The average height of the basaltic columns constituting the Giant’s Causeway is thirty feet; but the whole neighborhood is strewn with detached fragments of the same species of rock, that in their picturesque confusion seem the broken pillars of some ruined temple. These columns in combination, these heptagons, hexagons, octagons and triangles all joined in perfect symmetry, as if hewn for corresponding measurements, form, when you have climbed the rocky ascent to their level summit, a tessellated pavement, where one may promenade in scorn of the fierce waves that incessantly dash against their base, as if they sought to hurl the firm rocks into oblivion. It is quite amusing to listen to the wonderful harangues of the numerous barefooted urchins that follow you all the way along the shore, offering themselves for guides, and their tongues for teachers. They were all born within sight of the “auld Giant’s” dominions, and the only history they ever learned is comprised in wild legends about the stones and crannies that the giant once ruled. From morning to evening they walk before you, behind you, and seem to rise from the stones on every side of you, offering their “spacermens” of the “Giant’s Punch Bowl,” “his honor’s walking-stick,” and various other remarkable relics, “the very last” of which has been sold and resold for twenty years back, and will be for twenty years to come, to every visitor who will “lend them the loan of a sixpence to break their fast with.”

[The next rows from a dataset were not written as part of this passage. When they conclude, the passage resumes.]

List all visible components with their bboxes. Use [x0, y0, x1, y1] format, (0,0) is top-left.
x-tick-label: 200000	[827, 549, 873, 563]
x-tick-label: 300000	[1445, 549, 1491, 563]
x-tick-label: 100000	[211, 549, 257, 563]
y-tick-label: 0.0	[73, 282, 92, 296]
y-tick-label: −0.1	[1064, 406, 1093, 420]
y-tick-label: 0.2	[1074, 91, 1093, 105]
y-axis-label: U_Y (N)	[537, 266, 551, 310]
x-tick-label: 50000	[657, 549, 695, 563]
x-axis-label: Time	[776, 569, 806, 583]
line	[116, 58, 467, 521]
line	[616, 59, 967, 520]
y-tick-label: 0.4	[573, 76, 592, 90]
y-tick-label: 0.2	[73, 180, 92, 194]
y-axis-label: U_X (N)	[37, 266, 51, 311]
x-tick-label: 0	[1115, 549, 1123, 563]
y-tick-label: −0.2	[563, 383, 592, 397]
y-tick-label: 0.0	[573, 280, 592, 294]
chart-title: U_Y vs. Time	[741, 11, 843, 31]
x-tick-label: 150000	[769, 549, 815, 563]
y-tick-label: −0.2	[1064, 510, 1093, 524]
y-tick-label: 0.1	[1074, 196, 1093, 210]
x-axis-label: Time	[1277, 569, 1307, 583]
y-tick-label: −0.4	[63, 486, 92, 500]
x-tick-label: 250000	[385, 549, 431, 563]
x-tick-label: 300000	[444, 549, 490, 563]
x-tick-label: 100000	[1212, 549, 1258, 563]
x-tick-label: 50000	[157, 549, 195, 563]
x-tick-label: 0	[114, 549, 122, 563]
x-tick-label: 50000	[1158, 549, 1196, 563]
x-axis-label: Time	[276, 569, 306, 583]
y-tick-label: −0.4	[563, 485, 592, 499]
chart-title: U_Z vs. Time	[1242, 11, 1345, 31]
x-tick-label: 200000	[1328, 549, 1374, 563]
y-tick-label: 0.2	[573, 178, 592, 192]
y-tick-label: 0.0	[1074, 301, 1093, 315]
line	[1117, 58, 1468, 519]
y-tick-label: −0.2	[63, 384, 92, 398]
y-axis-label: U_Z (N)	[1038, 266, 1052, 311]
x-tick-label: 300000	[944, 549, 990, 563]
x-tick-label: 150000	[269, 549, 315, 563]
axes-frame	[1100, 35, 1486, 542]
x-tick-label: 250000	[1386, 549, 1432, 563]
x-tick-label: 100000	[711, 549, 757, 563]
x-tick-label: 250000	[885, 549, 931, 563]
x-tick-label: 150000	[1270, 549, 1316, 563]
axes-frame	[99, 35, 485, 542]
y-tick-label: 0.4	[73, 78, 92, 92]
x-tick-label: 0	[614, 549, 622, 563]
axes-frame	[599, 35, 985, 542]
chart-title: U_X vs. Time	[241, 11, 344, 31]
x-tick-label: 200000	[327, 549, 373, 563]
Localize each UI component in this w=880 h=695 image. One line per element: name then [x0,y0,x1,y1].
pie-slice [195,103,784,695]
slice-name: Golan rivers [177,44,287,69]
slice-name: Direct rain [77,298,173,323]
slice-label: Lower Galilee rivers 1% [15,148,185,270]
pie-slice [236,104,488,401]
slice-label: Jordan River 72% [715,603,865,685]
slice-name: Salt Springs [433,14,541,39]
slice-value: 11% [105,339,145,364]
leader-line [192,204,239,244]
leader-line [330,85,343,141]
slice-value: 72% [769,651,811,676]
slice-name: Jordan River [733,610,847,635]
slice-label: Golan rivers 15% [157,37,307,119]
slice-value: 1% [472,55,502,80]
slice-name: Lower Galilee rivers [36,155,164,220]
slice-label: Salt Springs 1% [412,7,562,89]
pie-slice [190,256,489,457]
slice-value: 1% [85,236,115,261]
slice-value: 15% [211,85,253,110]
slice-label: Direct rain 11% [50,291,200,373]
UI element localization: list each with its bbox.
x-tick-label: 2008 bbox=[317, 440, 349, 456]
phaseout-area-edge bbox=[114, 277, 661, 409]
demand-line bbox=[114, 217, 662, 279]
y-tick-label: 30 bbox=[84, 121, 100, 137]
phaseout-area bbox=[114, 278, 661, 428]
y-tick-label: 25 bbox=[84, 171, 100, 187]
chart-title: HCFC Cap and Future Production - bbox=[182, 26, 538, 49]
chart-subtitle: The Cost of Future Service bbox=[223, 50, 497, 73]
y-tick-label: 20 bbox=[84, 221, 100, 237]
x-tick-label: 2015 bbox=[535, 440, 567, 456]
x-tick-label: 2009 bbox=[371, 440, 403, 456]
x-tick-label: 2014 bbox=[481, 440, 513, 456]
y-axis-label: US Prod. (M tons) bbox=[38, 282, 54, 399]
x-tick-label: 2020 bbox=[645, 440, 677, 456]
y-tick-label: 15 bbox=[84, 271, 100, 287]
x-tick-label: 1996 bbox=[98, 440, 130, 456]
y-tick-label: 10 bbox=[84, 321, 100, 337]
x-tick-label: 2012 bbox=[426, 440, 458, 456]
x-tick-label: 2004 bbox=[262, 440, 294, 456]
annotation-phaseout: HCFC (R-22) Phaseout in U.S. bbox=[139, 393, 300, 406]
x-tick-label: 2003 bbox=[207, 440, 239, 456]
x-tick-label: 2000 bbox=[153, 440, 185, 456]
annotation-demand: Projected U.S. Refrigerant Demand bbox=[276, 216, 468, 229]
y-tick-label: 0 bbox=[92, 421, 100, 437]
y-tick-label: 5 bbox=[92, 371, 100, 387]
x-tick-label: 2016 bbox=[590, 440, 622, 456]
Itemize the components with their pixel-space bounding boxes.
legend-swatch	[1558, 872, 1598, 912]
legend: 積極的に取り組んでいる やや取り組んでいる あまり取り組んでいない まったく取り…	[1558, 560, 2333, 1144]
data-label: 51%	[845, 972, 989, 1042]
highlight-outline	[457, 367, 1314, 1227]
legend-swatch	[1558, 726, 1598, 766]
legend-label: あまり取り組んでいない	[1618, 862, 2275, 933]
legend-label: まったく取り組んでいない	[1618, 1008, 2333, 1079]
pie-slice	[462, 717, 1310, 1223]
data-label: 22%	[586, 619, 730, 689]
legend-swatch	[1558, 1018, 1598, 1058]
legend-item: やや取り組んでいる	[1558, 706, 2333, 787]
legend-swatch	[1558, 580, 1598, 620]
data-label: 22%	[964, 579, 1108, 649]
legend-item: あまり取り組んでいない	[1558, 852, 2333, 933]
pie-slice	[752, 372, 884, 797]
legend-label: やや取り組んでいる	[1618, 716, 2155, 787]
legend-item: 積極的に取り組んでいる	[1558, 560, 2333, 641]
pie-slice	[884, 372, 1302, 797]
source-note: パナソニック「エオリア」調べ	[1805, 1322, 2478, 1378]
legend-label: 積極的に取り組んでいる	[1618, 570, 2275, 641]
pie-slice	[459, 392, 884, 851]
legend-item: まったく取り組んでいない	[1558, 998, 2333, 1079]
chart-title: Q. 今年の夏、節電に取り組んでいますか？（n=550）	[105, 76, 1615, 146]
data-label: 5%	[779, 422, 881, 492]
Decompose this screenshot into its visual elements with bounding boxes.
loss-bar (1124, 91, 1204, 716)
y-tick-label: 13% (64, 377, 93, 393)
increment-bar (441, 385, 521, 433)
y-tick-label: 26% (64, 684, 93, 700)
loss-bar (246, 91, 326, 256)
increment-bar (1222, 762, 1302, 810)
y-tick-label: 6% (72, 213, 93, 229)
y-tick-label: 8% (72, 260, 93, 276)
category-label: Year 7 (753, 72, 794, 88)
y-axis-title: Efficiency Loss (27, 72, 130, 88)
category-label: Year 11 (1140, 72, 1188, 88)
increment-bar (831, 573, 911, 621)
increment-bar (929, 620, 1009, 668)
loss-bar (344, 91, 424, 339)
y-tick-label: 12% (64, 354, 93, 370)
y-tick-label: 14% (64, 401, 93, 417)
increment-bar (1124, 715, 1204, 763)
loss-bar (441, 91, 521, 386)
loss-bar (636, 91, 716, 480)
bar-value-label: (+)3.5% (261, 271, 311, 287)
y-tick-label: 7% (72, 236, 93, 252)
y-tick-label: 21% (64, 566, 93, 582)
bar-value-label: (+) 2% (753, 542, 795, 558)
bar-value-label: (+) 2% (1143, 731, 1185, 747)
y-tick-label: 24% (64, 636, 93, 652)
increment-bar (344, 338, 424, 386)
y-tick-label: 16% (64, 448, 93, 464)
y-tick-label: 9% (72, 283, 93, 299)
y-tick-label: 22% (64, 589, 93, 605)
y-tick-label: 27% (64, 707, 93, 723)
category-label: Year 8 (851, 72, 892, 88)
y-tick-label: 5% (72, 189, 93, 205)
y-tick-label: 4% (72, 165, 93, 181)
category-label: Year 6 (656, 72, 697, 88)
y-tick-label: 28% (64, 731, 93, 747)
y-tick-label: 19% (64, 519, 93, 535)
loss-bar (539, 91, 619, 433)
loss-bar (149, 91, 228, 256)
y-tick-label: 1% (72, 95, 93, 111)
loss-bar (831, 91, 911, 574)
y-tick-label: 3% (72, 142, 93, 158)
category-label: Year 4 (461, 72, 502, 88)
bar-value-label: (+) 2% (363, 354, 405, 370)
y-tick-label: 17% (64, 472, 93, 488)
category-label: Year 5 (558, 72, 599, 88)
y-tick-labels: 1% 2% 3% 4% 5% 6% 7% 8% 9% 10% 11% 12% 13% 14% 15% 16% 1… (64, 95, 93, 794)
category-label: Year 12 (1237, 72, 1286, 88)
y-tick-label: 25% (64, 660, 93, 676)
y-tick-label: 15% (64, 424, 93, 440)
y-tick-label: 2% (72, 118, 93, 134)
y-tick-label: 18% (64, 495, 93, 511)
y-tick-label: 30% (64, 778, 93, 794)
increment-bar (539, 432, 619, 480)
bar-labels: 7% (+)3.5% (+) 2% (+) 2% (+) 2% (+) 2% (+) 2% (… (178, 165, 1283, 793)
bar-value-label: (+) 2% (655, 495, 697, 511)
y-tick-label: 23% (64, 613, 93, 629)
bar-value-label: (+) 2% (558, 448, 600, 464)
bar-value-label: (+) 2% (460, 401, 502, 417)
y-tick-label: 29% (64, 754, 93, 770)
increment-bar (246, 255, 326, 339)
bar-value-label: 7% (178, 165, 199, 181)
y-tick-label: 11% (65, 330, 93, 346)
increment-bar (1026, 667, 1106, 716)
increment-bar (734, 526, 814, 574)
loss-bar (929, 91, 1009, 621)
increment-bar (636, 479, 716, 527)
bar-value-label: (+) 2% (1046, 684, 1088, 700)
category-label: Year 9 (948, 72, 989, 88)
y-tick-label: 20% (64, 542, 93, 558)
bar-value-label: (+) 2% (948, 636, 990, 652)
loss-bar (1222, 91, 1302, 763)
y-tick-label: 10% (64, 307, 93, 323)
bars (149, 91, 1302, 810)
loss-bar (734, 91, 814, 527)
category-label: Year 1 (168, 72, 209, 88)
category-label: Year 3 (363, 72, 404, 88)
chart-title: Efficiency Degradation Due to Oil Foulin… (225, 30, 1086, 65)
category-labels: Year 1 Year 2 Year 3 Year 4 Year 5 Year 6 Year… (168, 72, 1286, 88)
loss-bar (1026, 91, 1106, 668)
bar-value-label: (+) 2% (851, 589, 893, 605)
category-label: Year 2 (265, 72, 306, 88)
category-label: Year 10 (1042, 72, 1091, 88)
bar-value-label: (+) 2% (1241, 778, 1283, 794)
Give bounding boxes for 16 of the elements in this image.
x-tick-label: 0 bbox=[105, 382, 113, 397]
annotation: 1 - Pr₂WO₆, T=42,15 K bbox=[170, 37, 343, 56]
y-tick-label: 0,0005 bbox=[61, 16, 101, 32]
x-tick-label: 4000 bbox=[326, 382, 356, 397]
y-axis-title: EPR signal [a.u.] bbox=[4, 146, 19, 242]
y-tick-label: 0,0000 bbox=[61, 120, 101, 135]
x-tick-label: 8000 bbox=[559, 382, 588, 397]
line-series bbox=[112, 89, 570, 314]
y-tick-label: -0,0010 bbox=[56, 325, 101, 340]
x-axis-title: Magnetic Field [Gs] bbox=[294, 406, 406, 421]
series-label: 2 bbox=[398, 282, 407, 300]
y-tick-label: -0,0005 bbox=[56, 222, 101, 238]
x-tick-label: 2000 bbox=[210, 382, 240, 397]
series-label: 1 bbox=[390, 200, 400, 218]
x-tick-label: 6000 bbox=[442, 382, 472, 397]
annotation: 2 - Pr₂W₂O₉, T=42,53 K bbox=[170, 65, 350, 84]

The little ragamuffins tell you that their father is dead, and their mother is poor; and in the grief of your heart you buy, and buy, and buy, until you have no more money to pay, and no more hands to carry their useless pebbles; and finding new faces, and hearing new tales continually, the plot thickens so unmercifully, that you cease to believe any thing because you have believed so much, and in self-defense are forced to turn away from the masonic pile that owns no mason—from the old arm-chair that no cabinet-maker ever planned—from the huge bowl where none but a giant could drink—and the organ-pipes to whose identity the roaring waves lend so real an illusion. But a sight of the Giant’s Causeway, in spite of its nonsensical traditions and its fabulous legends, is a commentary too impressive ever to be forgotten, on the power and might of its great Creator. And long years hence it will stand, firm and enduring, as it ever has stood, in its solemn, awful grandeur, to annihilate the atheist’s doubt, and to silence the sceptic’s sneer.